Crawford turns in a superlative performance as the title character, a woman who leaves her husband (Bruce Bennett) and attempts to survive and support her two daughters independently. Mildred is convinced that her daughters, particularly the oldest Veda (Ann Blyth) deserve more than her unemployed husband can provide and thus is determined to do whatever is necessary to provide it for them. The eternally ungrateful Veda is mortified when her mother takes a job as a waitress, but when Mildred decides to open up her own restaurant, the family fortunes begin to surge. She is assisted by Wally Fay (Jack Carson), her husband’s former business partner, and Monte Beragon (Zachary Scott), a wealthy California heir. The restaurant becomes a huge success and Mildred begins showering lavish gifts upon Veda, particularly after her other daughter dies from illness. Along the way, she also is officially divorced from Bert and marries Monte. But her life is complicated even more as the relationship between the unappreciative Veda and her new husband becomes uncomfortably close. Monte then begins playing mother against daughter, with murderous results.
As anyone who has seen the film knows, all of this is told in flashback, with Monte’s murder taking place in the opening moments. This opening sequence contains incredibly impressive photography from Ernest Haller – in fact it’s the most impressive work that I have seen from the veteran cinematographer. The beach house setting feels like it is completely isolated, cut off from everything else, and the shadows literally leap and dance across the rooms. The diagonal angle of the shadows in these scenes is intentionally disorienting and with the deft direction of the continually under-appreciated Michael Curtiz it is all the more unsettling. My love of Curtiz and his work has been well-established on this blog and while I think his two unconditional masterpieces had already been made (Angels With Dirty Faces and Casablanca), this one is just a small notch below.
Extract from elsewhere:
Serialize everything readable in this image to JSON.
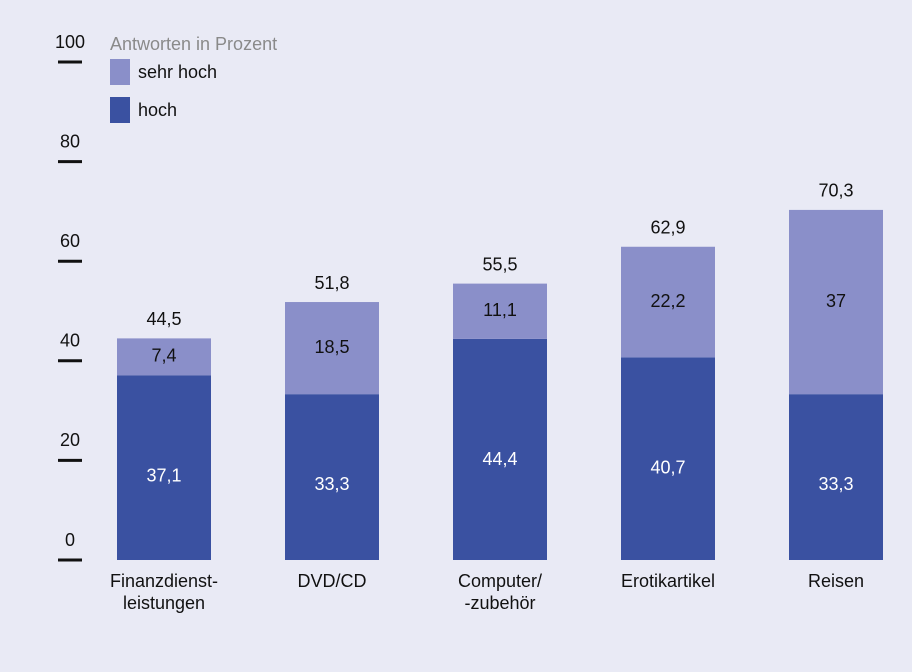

But let’s not kid ourselves; as outstanding as the work of Haller and Curtiz is, there is a reason that what is most remembered about the film is Joan Crawford. She deserves the praise she gets. What convinces me of this performance’s greatness is how effective Crawford is able to make me believe that she is a woman struggling. This is a huge compliment, because when I think of Joan Crawford I picture a fiery, forceful personality. I know that this doesn’t necessarily have anything to do with the roles she chooses, but sometimes it can be hard to separate the two. As Mildred, that fierceness eventually emerges, but not before we get to watch her work her to that point after struggling and earning her way through determination and hard work. It really is a performance for the ages.
Oh, and since I routinely give short shrift to scores and composers, don’t overlook the contribution of the legendary Max Steiner. It’s not his best, but it certainly adds to the film.